6. The foldable wooden chair
Unlike any folding chairs you may have seen around, on the internet, or even on this website, this creative little number comes from Jon 117 SP, a designer based in Leon, Mexico. Simply titled the Wooden Folding Chair, the seat uses two nearly identical wooden profiles with a thick paracord weave in between to form the seat and back. Paracord does two key things – not only does it make the seat comfortable (unlike wood or metal which feels rigid), it also adds a flexible element to the seat where it folds up, allowing the chair to collapse at flat when you’re not sitting on it.
7. The azbi chair
The azbi chair is a setup that will instantly get you excited for its unique sitting position that always keeps the screen at the optimal distance to dramatically reduce body and eye strain. According to the designer, the mouse and keyboard stay exactly where you want them, providing an unprecedented ergonomic setup for people who have to work long hours on their PC. The wood construction of the hamster wheel chair configuration doesn’t promote physical fitness in any way, but it certainly gives a whole new meaning to casual work. I can imagine myself lying flat on the azbi chair with music playing.
8. The Oto Chair
The Oto Chair, or Hugging Chair, is a therapeutic piece of furniture designed for autistic people with sensory integration disorders. “As a designer, explains Alexia Audrain, you have to be in contact with the user, his environment, his daily habits and always do tests before arriving at a finished product.” Describe the process of creating a chair designed for users with autism and sensory integration disorders. Considering that 45% to 95% of people with autism have sensory integration disorders, designer Alexia Audrain designed a chair to help soothe the effects of sensory overstimulation. The Oto Chair, or Hugging Chair, aims to actively recreate the soothing sensation that accompanies being hugged or squeezed for people with autism.
9. The Invisible Chair
Student designer Lee Hyokk’s Invisible Chair is a chair constructed from and integrated with a steel fence. Fences usually require a lot of building materials to be crafted and once finalized, fences are just designs “that exist for objects other than themselves”, as Lee describes it.

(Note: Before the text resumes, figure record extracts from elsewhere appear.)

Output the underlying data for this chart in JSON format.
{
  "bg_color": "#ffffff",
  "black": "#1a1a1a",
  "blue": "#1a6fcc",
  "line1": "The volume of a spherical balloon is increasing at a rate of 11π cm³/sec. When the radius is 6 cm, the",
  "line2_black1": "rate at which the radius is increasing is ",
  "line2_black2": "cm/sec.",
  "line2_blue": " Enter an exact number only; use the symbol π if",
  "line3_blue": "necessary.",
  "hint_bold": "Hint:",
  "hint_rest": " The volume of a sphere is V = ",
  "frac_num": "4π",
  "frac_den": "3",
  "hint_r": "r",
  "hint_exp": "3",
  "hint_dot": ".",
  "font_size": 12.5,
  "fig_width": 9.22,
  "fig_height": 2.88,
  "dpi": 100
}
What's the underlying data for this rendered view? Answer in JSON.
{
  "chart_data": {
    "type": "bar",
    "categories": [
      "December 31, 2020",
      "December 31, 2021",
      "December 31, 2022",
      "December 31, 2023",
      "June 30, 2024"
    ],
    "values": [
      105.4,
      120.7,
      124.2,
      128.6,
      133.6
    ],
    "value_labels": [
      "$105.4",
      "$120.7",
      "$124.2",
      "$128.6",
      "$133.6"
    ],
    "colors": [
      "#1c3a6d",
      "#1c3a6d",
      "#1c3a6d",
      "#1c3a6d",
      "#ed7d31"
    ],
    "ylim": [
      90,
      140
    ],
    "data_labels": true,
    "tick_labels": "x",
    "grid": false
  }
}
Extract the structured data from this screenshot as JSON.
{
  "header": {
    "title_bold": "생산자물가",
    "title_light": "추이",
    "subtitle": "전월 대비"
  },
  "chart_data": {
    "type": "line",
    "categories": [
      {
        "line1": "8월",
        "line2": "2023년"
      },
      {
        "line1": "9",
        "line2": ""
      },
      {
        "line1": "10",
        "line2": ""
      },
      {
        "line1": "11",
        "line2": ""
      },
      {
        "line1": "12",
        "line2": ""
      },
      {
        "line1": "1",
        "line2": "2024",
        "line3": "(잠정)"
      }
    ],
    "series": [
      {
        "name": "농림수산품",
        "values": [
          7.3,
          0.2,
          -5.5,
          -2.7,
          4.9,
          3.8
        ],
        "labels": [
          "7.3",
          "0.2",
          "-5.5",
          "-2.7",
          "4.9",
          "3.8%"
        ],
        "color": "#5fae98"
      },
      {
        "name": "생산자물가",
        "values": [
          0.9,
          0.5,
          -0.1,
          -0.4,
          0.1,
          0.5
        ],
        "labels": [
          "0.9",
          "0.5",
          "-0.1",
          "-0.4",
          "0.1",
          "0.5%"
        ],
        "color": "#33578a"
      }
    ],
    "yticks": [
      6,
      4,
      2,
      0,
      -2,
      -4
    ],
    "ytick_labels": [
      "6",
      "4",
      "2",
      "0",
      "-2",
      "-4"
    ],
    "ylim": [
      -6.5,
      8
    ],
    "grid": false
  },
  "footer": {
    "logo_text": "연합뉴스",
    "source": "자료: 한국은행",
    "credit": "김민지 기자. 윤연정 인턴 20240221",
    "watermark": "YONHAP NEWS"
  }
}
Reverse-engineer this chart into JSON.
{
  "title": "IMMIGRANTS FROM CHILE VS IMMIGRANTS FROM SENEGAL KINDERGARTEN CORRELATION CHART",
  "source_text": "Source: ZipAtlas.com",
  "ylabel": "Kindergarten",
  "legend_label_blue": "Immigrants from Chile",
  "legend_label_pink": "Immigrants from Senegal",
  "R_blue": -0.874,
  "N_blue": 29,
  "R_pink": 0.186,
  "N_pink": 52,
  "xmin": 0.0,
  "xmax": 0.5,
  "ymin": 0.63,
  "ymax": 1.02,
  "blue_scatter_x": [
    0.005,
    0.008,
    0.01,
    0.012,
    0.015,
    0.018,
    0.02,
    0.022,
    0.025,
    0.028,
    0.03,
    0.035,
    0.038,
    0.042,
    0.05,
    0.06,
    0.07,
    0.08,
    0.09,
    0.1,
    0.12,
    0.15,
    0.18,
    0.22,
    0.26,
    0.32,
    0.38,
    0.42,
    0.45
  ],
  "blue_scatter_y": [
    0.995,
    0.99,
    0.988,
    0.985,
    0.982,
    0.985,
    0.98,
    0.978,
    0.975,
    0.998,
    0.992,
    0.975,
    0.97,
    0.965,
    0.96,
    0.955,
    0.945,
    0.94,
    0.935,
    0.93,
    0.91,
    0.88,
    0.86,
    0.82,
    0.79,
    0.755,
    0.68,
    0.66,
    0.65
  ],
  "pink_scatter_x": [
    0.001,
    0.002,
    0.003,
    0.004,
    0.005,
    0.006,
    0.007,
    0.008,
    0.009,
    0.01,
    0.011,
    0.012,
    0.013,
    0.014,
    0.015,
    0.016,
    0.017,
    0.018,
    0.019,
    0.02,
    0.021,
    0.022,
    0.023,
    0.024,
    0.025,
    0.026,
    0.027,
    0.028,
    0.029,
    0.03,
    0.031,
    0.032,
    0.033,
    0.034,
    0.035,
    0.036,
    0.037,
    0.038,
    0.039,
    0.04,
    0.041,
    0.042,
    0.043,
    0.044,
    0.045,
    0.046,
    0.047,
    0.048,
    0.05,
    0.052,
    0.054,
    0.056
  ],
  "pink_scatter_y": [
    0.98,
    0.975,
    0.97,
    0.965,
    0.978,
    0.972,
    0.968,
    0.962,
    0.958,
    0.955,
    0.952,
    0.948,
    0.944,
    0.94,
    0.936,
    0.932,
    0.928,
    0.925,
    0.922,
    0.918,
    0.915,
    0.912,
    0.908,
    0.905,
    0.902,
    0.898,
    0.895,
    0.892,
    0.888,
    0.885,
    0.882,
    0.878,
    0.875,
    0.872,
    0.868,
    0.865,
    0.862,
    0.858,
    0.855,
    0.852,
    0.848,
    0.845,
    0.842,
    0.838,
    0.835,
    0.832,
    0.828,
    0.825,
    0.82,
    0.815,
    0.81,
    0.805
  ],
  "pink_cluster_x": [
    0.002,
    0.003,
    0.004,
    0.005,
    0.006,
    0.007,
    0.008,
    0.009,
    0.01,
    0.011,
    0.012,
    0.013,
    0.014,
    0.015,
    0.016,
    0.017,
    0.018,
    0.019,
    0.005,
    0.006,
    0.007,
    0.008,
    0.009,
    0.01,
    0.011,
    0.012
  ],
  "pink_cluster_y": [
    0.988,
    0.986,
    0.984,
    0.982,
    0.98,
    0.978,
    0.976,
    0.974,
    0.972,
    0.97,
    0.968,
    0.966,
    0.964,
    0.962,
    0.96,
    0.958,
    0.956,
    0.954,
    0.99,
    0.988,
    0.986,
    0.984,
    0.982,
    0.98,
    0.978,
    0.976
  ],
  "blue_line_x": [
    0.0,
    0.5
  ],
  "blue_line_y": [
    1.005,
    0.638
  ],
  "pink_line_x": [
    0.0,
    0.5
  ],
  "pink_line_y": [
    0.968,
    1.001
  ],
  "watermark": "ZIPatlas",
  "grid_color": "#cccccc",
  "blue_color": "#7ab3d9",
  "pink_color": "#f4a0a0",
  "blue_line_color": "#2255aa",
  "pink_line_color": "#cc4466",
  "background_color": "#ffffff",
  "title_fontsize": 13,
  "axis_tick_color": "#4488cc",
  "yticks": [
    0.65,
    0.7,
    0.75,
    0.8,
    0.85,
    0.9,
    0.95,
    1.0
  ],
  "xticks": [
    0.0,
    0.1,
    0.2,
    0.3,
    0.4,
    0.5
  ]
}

Hoping to incorporate more than one function into the chain link fence, Lee noticed the potential of the design. After intermittent periods of sketching and ideation, Lee took a small batch of chain-link fences and rearranged a few wires to form the silhouette of a chair.
10. The commute chair
Designer Andrew Mangelsdorf created the Commute chair. The name transport chair may give you the idea that it helps you recreate travel (perhaps it’s a variation of floo powder that transports you sitting in place), it literally helps create a barrier between your home and workspace. Designing a home office is a luxury that not everyone can afford – we often turn our bedroom into a work room and the dining table into a desk for the day. Commute allows you to mentally transform yourself by rolling up the partitions of this ingenious chair.